Michael A. Tortorici: So development in terms of number of transactions was about even with last year, about 38 trades we recorded in 2022 versus 40 in 2021. But the dollar volume really went up quite a bit, hit about 2.7 billion this past year versus 1.35 billion. The caveat being that two trades that took place won the silver scene sale of ABC Studios and another one down at 532 Washington accounted for just a little bit less than 50% of the total dollar volume. So it still remained to be a fair number of small deals, a lot of which took place in the first half of the year. Howard, you sold one over on Lexington, a nice deal that at the time achieved about 475 of buildable foot. And I think all of us were feeling pretty optimistic in the first half of the year with people coming back and rents going up and condo sales taking place at higher levels that we were on the verge of a relatively robust recovery. And right now with rates having gone up, there's been a bit of a pullback in development site transactions as well as I think a pullback somewhat in pricing. The market wants to see what's gonna be shaking out over the next six months. I think that's gonna be pretty telling as far as the direction of this market. But for now you have developers that while there's a fate that the revenues will recover, it's the cost of capital and construction costs that's leading to a lot of developers being more cautious than the otherwise would be coming out of some of the depths of pricing that we've seen. But right now the average price for buildable for the year came in at 425. It's been a long while since it's been that level. We were seeing that kind of pricing in 2012, 2013, and we need to see some of the uncertainty taken out of the market before I think we see a real robust recovery. But what it happens, I think it's gonna happen quickly.

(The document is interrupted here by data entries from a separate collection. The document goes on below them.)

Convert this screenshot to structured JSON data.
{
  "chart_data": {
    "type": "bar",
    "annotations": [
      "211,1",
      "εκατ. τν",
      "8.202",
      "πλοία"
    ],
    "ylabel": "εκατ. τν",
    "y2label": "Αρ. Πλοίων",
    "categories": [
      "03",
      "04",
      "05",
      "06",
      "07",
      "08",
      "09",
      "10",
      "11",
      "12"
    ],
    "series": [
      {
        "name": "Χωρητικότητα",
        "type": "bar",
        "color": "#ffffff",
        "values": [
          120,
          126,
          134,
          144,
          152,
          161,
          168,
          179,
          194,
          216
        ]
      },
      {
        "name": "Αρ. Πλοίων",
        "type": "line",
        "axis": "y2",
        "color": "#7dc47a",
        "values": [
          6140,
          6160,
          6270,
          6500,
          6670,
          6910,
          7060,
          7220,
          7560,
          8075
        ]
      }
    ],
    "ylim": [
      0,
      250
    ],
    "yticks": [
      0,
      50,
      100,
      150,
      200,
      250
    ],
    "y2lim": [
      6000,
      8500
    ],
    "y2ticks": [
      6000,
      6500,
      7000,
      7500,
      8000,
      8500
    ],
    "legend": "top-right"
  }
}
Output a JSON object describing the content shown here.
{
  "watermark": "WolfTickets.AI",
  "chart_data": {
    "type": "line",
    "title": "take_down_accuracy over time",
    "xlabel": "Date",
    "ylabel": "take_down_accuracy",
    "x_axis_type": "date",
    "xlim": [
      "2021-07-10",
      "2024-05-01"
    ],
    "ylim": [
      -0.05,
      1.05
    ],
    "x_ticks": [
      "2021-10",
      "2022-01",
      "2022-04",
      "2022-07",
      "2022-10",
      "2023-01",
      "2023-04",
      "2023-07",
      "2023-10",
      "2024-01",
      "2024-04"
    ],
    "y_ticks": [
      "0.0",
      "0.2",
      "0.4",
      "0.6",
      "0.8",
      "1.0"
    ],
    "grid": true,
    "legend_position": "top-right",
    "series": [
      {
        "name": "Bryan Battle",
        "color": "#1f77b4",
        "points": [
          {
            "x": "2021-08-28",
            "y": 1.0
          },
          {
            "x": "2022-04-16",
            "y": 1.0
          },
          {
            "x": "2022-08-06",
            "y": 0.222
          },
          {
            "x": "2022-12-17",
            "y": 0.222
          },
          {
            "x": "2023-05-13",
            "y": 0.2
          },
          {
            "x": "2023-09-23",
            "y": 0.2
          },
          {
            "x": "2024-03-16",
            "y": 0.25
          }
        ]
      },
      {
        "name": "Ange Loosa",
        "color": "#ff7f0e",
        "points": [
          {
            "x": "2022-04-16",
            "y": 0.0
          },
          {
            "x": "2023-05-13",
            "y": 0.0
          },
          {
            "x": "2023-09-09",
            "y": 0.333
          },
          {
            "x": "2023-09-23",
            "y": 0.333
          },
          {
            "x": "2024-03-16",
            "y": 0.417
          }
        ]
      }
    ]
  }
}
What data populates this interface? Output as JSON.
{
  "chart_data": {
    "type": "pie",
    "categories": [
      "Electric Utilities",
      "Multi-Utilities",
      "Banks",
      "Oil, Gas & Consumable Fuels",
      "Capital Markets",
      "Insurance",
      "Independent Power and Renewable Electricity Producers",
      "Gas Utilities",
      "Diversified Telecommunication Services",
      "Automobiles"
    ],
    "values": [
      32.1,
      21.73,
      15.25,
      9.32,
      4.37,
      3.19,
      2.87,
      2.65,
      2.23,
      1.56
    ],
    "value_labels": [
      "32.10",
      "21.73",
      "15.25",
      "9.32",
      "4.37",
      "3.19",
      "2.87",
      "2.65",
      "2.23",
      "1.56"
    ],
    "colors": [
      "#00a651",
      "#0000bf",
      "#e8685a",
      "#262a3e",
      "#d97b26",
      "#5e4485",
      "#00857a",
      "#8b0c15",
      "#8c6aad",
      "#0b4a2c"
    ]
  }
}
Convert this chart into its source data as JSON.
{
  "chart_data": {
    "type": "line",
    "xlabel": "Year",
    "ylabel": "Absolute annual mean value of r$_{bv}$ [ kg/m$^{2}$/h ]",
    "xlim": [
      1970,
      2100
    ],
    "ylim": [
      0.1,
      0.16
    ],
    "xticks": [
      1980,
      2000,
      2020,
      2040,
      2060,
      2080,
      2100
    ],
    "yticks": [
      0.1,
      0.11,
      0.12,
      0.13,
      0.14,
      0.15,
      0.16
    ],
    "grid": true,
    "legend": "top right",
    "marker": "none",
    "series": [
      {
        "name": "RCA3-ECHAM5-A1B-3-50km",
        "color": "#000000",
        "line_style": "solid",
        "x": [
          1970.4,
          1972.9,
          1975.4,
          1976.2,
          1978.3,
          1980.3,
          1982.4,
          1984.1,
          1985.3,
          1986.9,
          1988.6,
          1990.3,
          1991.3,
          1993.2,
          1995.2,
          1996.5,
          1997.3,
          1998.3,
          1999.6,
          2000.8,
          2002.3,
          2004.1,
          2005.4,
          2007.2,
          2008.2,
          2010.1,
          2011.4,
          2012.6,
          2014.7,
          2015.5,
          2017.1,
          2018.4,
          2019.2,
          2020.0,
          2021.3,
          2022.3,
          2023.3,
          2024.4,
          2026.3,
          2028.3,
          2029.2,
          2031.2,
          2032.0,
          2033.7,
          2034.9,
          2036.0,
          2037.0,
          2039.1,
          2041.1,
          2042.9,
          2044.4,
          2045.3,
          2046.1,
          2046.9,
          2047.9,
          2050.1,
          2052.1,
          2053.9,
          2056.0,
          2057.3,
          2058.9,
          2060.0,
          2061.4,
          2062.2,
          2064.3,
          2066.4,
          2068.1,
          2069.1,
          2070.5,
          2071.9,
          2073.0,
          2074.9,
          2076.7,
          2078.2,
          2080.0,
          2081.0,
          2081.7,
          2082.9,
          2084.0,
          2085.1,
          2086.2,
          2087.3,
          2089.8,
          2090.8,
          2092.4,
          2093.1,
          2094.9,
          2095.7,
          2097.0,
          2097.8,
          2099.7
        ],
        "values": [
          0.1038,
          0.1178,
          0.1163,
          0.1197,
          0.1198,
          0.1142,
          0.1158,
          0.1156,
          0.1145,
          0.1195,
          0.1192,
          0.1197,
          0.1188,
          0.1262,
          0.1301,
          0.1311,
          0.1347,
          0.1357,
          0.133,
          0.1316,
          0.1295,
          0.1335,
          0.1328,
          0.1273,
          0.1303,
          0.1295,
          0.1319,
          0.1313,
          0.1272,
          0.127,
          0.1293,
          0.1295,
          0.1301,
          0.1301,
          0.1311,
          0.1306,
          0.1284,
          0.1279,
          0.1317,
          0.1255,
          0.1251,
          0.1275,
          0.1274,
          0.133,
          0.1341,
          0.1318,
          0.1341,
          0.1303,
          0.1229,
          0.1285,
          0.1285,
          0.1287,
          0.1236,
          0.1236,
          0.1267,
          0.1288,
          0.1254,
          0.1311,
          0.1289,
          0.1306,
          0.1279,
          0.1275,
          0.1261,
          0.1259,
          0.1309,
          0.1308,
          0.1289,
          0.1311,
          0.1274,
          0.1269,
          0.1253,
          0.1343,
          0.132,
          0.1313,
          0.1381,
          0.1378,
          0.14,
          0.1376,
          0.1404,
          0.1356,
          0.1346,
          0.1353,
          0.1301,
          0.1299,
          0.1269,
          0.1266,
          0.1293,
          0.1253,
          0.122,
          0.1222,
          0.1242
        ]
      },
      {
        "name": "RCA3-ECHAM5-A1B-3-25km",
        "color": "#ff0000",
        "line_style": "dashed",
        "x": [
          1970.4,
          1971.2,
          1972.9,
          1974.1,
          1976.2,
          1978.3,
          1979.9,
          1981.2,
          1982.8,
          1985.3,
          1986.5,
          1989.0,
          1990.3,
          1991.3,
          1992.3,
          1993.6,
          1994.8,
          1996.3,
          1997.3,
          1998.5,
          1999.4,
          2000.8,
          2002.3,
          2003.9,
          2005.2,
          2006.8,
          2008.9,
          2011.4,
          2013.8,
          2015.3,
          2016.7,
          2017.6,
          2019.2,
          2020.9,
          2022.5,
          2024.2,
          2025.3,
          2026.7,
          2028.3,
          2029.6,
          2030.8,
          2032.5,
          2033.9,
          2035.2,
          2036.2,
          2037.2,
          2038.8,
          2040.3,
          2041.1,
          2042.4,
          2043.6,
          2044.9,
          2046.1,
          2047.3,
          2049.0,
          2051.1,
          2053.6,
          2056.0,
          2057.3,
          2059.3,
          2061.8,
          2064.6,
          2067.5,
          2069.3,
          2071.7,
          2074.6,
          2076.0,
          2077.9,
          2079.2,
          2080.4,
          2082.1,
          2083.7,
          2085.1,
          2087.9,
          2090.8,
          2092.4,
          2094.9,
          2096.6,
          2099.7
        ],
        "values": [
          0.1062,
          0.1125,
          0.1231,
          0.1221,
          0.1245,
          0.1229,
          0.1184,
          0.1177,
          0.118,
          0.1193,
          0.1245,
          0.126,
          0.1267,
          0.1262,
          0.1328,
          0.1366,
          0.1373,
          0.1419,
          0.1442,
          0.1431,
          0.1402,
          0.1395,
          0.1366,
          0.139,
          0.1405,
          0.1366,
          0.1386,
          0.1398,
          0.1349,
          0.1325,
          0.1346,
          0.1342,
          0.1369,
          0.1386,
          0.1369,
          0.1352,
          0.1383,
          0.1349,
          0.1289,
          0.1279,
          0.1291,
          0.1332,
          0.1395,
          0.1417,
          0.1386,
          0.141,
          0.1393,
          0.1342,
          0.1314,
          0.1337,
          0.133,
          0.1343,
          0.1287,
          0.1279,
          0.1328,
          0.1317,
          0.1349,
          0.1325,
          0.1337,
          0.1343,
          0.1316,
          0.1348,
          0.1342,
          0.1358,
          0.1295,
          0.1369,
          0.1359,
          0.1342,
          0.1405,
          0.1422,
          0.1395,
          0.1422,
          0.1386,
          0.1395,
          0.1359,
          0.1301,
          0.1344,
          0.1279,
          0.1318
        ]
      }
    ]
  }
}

Howard Raber, Esq.: I think part of that rationale for the lack of activity at the moment is even though it affects Manhattan less than outer boroughs it is what's gonna happen with the regulatory. The 421-a program coming back and some duration is that developers say, listen, if there way to get creative with structure, whether JVs or land leases, et cetera. And I think they're kind of waiting to see what is the city going to offer from an incentive. Once that decision comes down the pike, then I think we'll start hearing more conversations again as well.
Shimon Shkury: Yeah, that's a good point. And the psyche about the 421-a, although it affects Manhattan below 96th Street less than the boroughs just because of, like you said, JVs, ground leases are affected mostly because their rentals, it definitely helps the psyche to know that you have the 421-a, the investor mindset. I also think that Mike and Howard, you're absolutely right, there has been a consistent inclining values, especially in the past six months just because interest rates have gone up a lot and condo sellouts slow down a lot. If you look at the charts and look at 2015-today, there has been consistent drop in volume and values of land. So I think that that this year and early next year could be great opportunities to pick up land at prices we haven't seen in many, many, many years, specifically in Manhattan. Let's wrap it up. It looks like we had a good year. It looks like money wants to be here, there are challenges ahead to solve still, but things are looking pretty good, at least from what we've seen in terms of following the money. Does that make sense?
Michael A. Tortorici: Yes, to your point, I think that the demand is there. The demand is there from institutions, from private offices. The market needs to adjust it's bid to ask. Right now there's a bit of a disconnect and I think that investors really wanna see what the inflation and interest rate outlook is over the next six months before they really start picking up on transaction volume.
Shimon Shkury: Excellent. Thank you both and look forward to doing some deals very soon.